生まれて初めての3列目で花組の『雪華抄』『金色の砂漠』を観た

2014年の花組エリザベート』観劇から約2年、ついに私にも幸運が巡ってきた。初めてのSS席チケットである。宝塚大劇場は、SS席12,000円、S席8,300円、A席5,500円、B席3,500円の4種類の座席がある。総席数は2,550席。そのうちSS席はわずか194席。1階席のセンター・サブセンターブロック7列目までの「超良席」ゾーンで、とにもかくにも入手困難、初心者にしてみれば憧れでしかない。

そのSS席、しかも3列目のほぼセンター席で大好きな花組の『雪華抄』『金色の砂漠』を観ることが出来た。なんかもう凄かった…としか言いようがない、全てはスパンコールのきらめきの彼方なんですけど、この感激をずっと覚えていたいので、書き残したいと思います!!!!

 

・開演アナウンス

もう、これからして違う。私の通常観劇席(1階席後方)だと、舞台側から客席全体へ「放送されてる」感じだったが、SS席だと「真上からご贔屓の声が降り注いでくる」感じがした。そのままときめきで召されそうになるのを肘掛けを掴んで耐えた。

・チョンパの衝撃

ド暗転し、拍子木が「チョン」と鳴り、照明が「パッ」とつくと、舞台上には出演者が勢揃いしている。今回の『雪華抄』は日本物のショーだったので、このチョンパでの幕開けだった。これがまたすごかった。なんせこちらは初めての3列目である。3列目から観る景色がどういうものか全く分からない。そんな中、暗転し、照明がつくと、目の前にいきなり光り輝くご贔屓が立っている。ほんとにリアルに「ふわぁぁ…」って声が漏れたし、ほろほろ涙がこぼれた。よく小説や漫画で、「人は悲しい時にだけ泣くんじゃない。嬉しい時にも涙は流れるんだよ。

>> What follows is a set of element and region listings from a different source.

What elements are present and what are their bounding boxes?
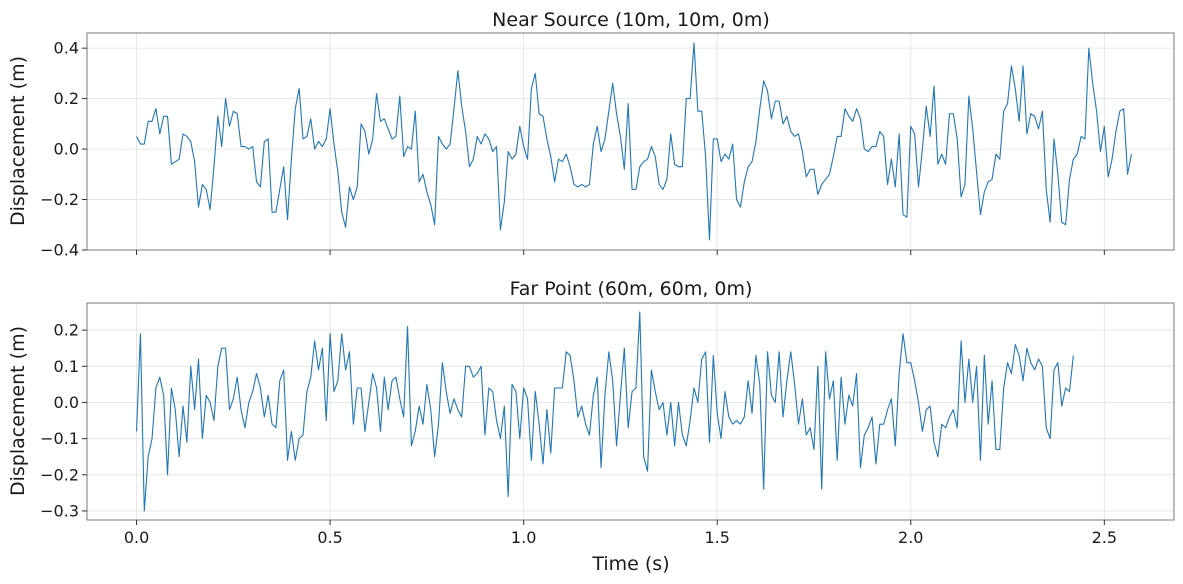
grid: [87, 303, 1174, 520]
x-tick-label: 1.5: [704, 528, 729, 547]
y-tick-label: −0.3: [40, 501, 79, 520]
y-axis-label: Displacement (m): [7, 326, 29, 496]
x-tick-label: 1.0: [511, 528, 536, 547]
ticks: 0.0 0.5 1.0 1.5 2.0 2.5 −0.3 −0.2 −0.1 0.0 0.1 0.2: [40, 321, 1117, 547]
chart-title: Near Source (10m, 10m, 0m): [492, 9, 770, 31]
series-line: [136, 311, 1074, 512]
x-axis-label: Time (s): [591, 553, 669, 575]
y-tick-label: 0.1: [54, 357, 79, 376]
ticks: −0.4 −0.2 0.0 0.2 0.4: [40, 39, 1105, 260]
y-tick-label: 0.2: [54, 321, 79, 340]
y-tick-label: 0.2: [54, 89, 79, 108]
series-line: [136, 42, 1132, 241]
plot-frame: [86, 302, 1175, 521]
near-source-panel: Near Source (10m, 10m, 0m) Displacement …: [7, 9, 1175, 260]
x-tick-label: 0.5: [317, 528, 342, 547]
y-tick-label: 0.0: [54, 393, 79, 412]
series: [136, 42, 1132, 241]
y-tick-label: −0.4: [40, 241, 79, 260]
y-tick-label: −0.1: [40, 429, 79, 448]
far-point-panel: Far Point (60m, 60m, 0m) Displacement (m…: [7, 278, 1175, 575]
y-axis-label: Displacement (m): [7, 56, 29, 226]
chart-title: Far Point (60m, 60m, 0m): [510, 278, 753, 300]
series: [136, 311, 1074, 512]
y-tick-label: 0.4: [54, 39, 79, 58]
y-tick-label: 0.0: [54, 140, 79, 159]
x-tick-label: 0.0: [124, 528, 149, 547]
plot-frame: [86, 32, 1175, 251]
x-tick-label: 2.5: [1092, 528, 1117, 547]
x-tick-label: 2.0: [898, 528, 923, 547]
y-tick-label: −0.2: [40, 190, 79, 209]
y-tick-label: −0.2: [40, 465, 79, 484]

」的な台詞があるけど、それに「あとチョンパで明日海りお様が目の前に現れた時も涙は流れるよ」と付け加えたい。

・銀橋

宝塚の舞台構造の中でも大好きな銀橋。舞台前面、オーケストラと客席の間にある通路のような舞台(エプロンステージ)のこと(公式HPの用語辞典より)で、つまりオケピを越えて客席側にくるわけで。通常観劇時も銀橋渡りが大好きで、いつもテンションぶち上がって「わ〜♡銀橋きたきた〜!!」となってるところ、3列目はもう半端なかった。銀橋の出発地点に向かってきた段階で、「おおおおお渡りになるぞ!!!!皆の者!!!!」みたいな、心の中で銀橋お祭りフェスティバル!!状態になる。とにかく近い。近すぎる。中詰で花組子達が駆け抜けていった時はなんかいい匂いがしたし、安珍と清姫の場面で足袋を履いた明日海安珍様が通った時はそのおみ足の小ささに釘づけになった。3列目からの銀橋、最高である。

・目線

これも宝塚用語になるのかもしれないが、「釣る・釣られる」という言葉がある。ジャニーズ用語で言う、「ファンサ」が近いのかもしれないが、舞台上の組子(主に男役)が客に対して、ウィンクや指差し、投げキッスで「射止める・ハートを奪っていく」ことを指す。花組の男役は下級生であろうとも、「銀橋に出させてもらったからには、釣りまくっていきますんで!!」という気概のある組子が多くてとてもいい。とはいえ今回は日本物のショーなので、釣り場面は一切なく、みやび〜〜に進んでいく。ただ、釣りといわないまでも、お三方から目線をいただいた。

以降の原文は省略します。